JC moves between virtual and hybrid learning


JC students exit the building on November 11, the final day of in-person learning.

Meghan Kerr and Belle Wilson

For the last two weeks, the Patriot community has been getting back to hybrid learning by offering in-person classes once a week for students, along with extracurriculars such as sports and clubs.

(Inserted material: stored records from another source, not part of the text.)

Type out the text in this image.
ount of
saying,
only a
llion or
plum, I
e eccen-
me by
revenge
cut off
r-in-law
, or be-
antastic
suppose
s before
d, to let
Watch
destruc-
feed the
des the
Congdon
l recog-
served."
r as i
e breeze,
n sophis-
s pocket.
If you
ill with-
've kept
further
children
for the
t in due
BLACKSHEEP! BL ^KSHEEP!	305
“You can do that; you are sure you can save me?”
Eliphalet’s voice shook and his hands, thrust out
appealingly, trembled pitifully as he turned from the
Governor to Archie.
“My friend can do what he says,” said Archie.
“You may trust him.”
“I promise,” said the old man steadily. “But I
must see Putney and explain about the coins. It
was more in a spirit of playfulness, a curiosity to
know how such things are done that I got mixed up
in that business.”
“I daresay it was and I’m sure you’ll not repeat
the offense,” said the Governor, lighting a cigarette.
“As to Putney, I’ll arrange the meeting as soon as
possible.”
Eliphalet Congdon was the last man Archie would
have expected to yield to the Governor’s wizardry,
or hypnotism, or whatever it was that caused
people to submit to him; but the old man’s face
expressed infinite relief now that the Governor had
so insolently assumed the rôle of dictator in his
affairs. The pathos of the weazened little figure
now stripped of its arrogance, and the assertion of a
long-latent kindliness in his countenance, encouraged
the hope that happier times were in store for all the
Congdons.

The return to the in-person 25% learning came after a few weeks of only virtual learning that surrounded the Thanksgiving holiday.
On Wednesday, November 11, President Steve DiBiagio alerted the JC community with breaking news through a widespread email. He wrote, “Since our last COVID-19 activity report in Sunday’s Weekly Update, the situation at John Carroll has changed rapidly.”
School Nurse Michelle Webster had been including information to the JC community of how many COVID-19 positive cases the school had in the weekly email updates.
Mr. DiBiagio continued, “While we had no cases as of last week, as of today, we have five confirmed positive cases at John Carroll and at least seven additional cases pending results. As a result, three of our athletic teams are quarantined, as are additional students and staff.”
Given this provided information, JC suspended after-school activities and started 100% virtual learning effective the morning of Thursday, November 12.
Principal Tom Durkin said, “Obviously, I am very disappointed by our decision to go back to virtual. It is not where we want to be, but we must always prioritize the health and well-being of our community.”
As students had gone into the building more and more, even being able to play the sports they love and participate in the seasons they thought were lost, they have gotten used to a more familiar schedule. Some students were quite upset about the sudden change in what had become normal with the hybrid schedule.
Junior Sydney Walsh, a tennis player who had been able to play a few matches due to the continued sports season said, “I feel like 100% online school isn’t that big of a change, but it really sucks sports are now canceled.”
Fellow tennis player Junior Katie Nichter added on to this by saying she was “annoyed.”
Junior Annelise Lakatta, a varsity field hockey player, said, “It’s a step backwards, and it’s sad that we have to stay home and not play sports.”
Sophomore Gabby Albright, a varsity soccer team member, said, “I’m sad about the games being suspended, but I know that not playing is the best thing to do for everyone’s safety and well-being.”
Sophomore Grace Griffin commented, “I was so upset to hear we were going back to full virtual because in person, I felt like I was not only learning, but I was also being challenged more.”
Mr. Durkin provided advice to students and teachers who were upset by the return to pure virtual learning. “I understand students and teachers are disappointed, but we needed to make this decision to protect the health of all members of our community. Please know that our counselors are still available to help any student who is struggling with this.”
Mr. Durkin said the decision was made because “Harford County is either actively experiencing an outbreak or is at extreme risk. COVID-19 cases are exponentially growing and/or Harford County’s COVID-19 preparedness is significantly below international standards.”
In order to reassess if students would stay 100% virtual after Thanksgiving, Mr. Durkin said they would need to “monitor the number of active cases in our school, the metrics in Harford County, and the recommendation of medical professionals.”
After Thanksgiving, Mr. DiBiagio alerted the JC community on December 2 that school, “will be resuming in-person learning on Monday, December 7th through Thursday, December 17th, following our 25% hybrid model.”
This was because “the Harford County transmission metrics indicate the surge has subsided as have the confirmed positive cases reported within the John Carroll Community. These factors, along with our effective campus protocols for student safety, support this decision.”
Additionally, the announcement was made to return from Christmas break with one week of distance learning before resuming the hybrid model.
Distance learning will resume the week of January 4-8 and then, “barring any significant changes in metrics,” students will return to the hybrid model on Monday, January 11.
This decision to return for the two weeks before Christmas break surprised many and in result, many teachers and students decided to stay home.
Junior Kamyrn Rittmeyer said, “School is going to be way too cold, and most of my teachers will be at home, so I’d just be in the gym most of the day.”
Regardless, JC, ensures that “every student has a positive academic and personal experience through the remainder of this school year.”

This article was updated to reflect the return to in-person learning beginning on December 7.